И когда спутники водрузившись на коней, быстро поскакали прочь, хозяин постоялого двора еще долго смотрел им вослед. Вспоминая, как не слишком давно вот так уходили его сыны.
– Не знаю уж, куда ты идешь, рус, но буду за тебя молиться, – тихо прошептал чех, подняв глаза в пустоту мрачно-серого утреннего неба.
…Они уже час ехали по пустынной дороге, оставив далеко позади безымянный постоялый двор. Матвей время от времени оглядывался назад, еще понимая, но смутно чувствуя, что вместе с этим постоялым двором ушла вся прошлая жизнь.
То что было, осталось позади, и родные, и край, где прожил всю жизнь, и дом, где его ждут… Суждено ли ему увидеть их когда-нибудь?
Этого русин не знал. Вернее, почти знал ответ, и боялся признаться в этом самому себе. Но смутно чувствовал, может, даже не в силах выразить это словами: когда жизнью человека начинает управлять рок, заканчивается это всегда плачевно. Волею Бога избранный, обречен на мученическую смерть… Матвей отогнал от себя дурные мысли, и даже усмехнулся про себя: дескать тоже еще мученика нашел.

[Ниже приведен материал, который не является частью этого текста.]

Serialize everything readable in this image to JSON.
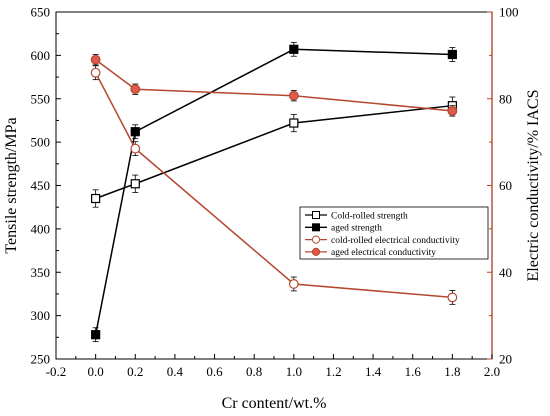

А в самом деле, должно, быть, смешно и нелепо выглядит со стороны они оба. Один – спятивший разбойник, решивший, что погубил мир, другой вояка, уже считающий себя великим воителем Господа Иисуса, желающий сей мир спасти!
Вот уж ратники Божии подобрались, курам на смех…
Он взглянул в небеса. Небо очистившееся от туч, с каждым мгновением становилось все ярче и ярче. Наступал рассвет.
* * *…Я помню свою мать в некрашеном гробу, помню непрестанное чувство голода, помню, как отдавалась грязным подонкам, чтобы получить ночлег, и миску прокисшей похлебки. Холод и голод, побои и издевательства – ни за что, просто так. Помню разбойничьи ватаги, где служила утехой для всех, одновременно, приманкой для жертв. Помню как я убивала, как убивали меня… Но все это я помню как сквозь сон… Нет – как помнят сон, где ты – это не ты, или нет… Мне кажется временами, что я уже давным-давно живу во сне, хотя знаю, что не бывает таких похожих на явь снов… Опять не могу подобрать слов. В прошедшие дни, тогда мне это приходило в голову, я боялась, что вот сейчас проснусь, и вновь увижу себя, прежнюю Катарину Безродную, обреченную прожить короткую жизнь среди разбойников и воров, и умереть на колесе или в петле.